As you complete your presentation, the prospect raises his eyebrows in disbelief. He asks: Your product can save my company 65% of its computer support costs? It sounds a little too good to be true, he says. To convince him your claims are valid, try using a proof statement, says Jerry Vass, author of Soft Selling in a Hard World: Plain Talk on the Art of Persuasion (Running Press, 1998). A proof statement contains “facts, figures, testimonials, parallel circumstances and anything else that is tangible, quantifiable or real,” says Vass. It is a material representation, not hearsay or guesswork.

Proof statements include the following elements in this order: the stated benefit (not the feature) you are about to prove; the facts, figures and opinions of experts in the field, testimonials and other tangible information that are quantifiable and real that prove the benefit; and then how those facts apply the benefit to the buyer. Take the example of the prospect who is skeptical that the presenter could really save him so much money. In response to his skepticism, the presenter’s proof statement might say: ABC Computer Company can save you 65% of your computer support costs (state the benefit), according to a November 2003 Analyst & Co. survey of 62 user firms (prove the benefit). For your firm that could mean time savings of 1,160 man-hours every year, or about $45,000 (apply the benefit to the buyer).

As another example, say you sell CRM software and a prospect says your projected customer retention figures sound a little optimistic.
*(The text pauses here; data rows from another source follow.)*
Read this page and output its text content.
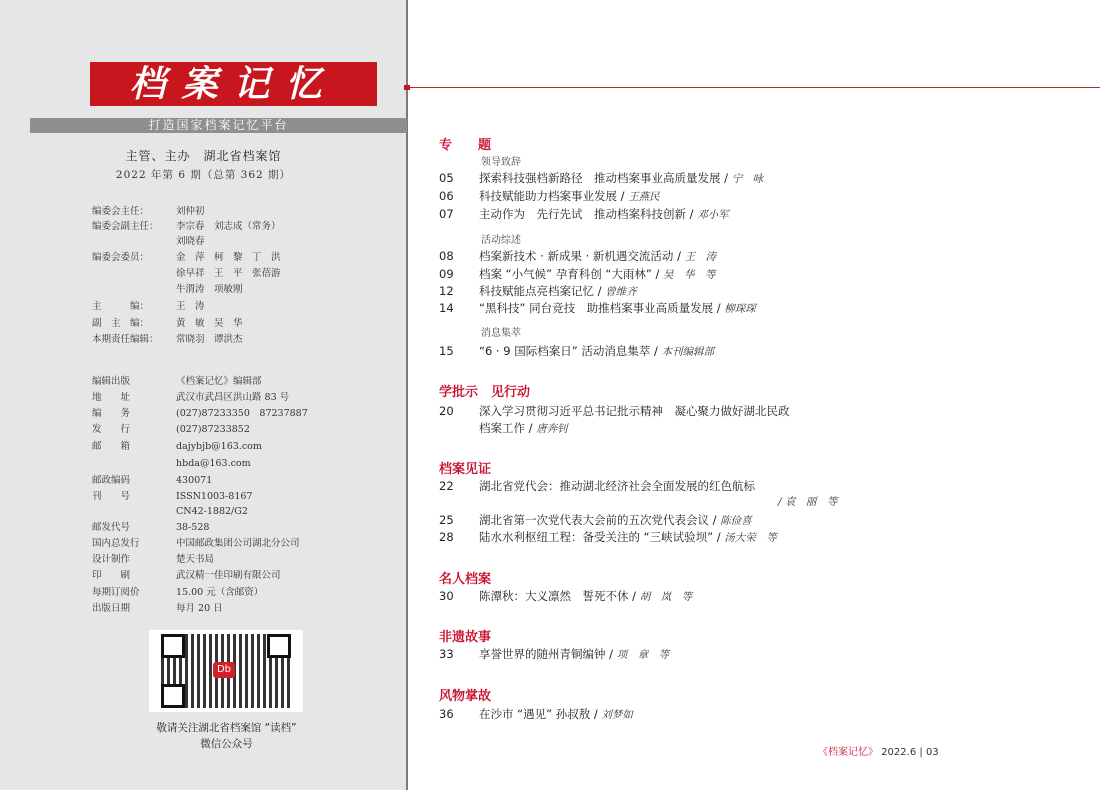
档案记忆
打造国家档案记忆平台
主管、主办　湖北省档案馆
2022 年第 6 期（总第 362 期）
编委会主任：	刘仲初
编委会副主任： 李宗春　刘志成（常务）
刘晓春
编委会委员：	金　萍　柯　黎　丁　洪
徐早祥　王　平　张蓓游
牛渭涛　项敏刚
主　　　编：	王　涛
副　主　编：	黄　敏　吴　华
本期责任编辑： 常晓羽　谭洪杰
编辑出版	《档案记忆》编辑部
地　　址	武汉市武昌区洪山路 83 号
编　　务	(027)87233350　87237887
发　　行	(027)87233852
邮　　箱	dajybjb@163.com
hbda@163.com
邮政编码	430071
刊　　号	ISSN1003-8167
CN42-1882/G2
邮发代号	38-528
国内总发行	中国邮政集团公司湖北分公司
设计制作	楚天书局
印　　刷	武汉精一佳印刷有限公司
每期订阅价	15.00 元（含邮资）
出版日期	每月 20 日
Db
敬请关注湖北省档案馆 “读档”
微信公众号
专　　题
领导致辞
05 探索科技强档新路径　推动档案事业高质量发展 / 宁　咏
06 科技赋能助力档案事业发展 / 王燕民
07 主动作为　先行先试　推动档案科技创新 / 邓小军
活动综述
08 档案新技术 · 新成果 · 新机遇交流活动 / 王　涛
09 档案 “小气候” 孕育科创 “大雨林” / 吴　华　等
12 科技赋能点亮档案记忆 / 曾维齐
14 “黑科技” 同台竞技　助推档案事业高质量发展 / 柳琛琛
消息集萃
15 “6 · 9 国际档案日” 活动消息集萃 / 本刊编辑部
学批示　见行动
20 深入学习贯彻习近平总书记批示精神　凝心聚力做好湖北民政
档案工作 / 唐奔钊
档案见证
22 湖北省党代会：推动湖北经济社会全面发展的红色航标
/ 袁　丽　等
25 湖北省第一次党代表大会前的五次党代表会议 / 陈俭喜
28 陆水水利枢纽工程：备受关注的 “三峡试验坝” / 汤大荣　等
名人档案
30 陈潭秋：大义凛然　誓死不休 / 胡　岚　等
非遗故事
33 享誉世界的随州青铜编钟 / 项　章　等
风物掌故
36 在沙市 “遇见” 孙叔敖 / 刘梦如
《档案记忆》 2022.6 | 03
Your proof statement might be this: Happy Customer Software can boost your customer retention rate by 80% within 1 year. An independent study by Hart & Co. shows we’ve achieved this with six other customers in your industry facing similar business challenges. For your company that could mean the retention of 1,200 customers a year for an additional $2.5 million in revenue.It’s tough to argue with hard facts. That’s why proof statements make you look honest, prepared, competent and credible—the very traits customers are looking for in a sales rep, says Vass.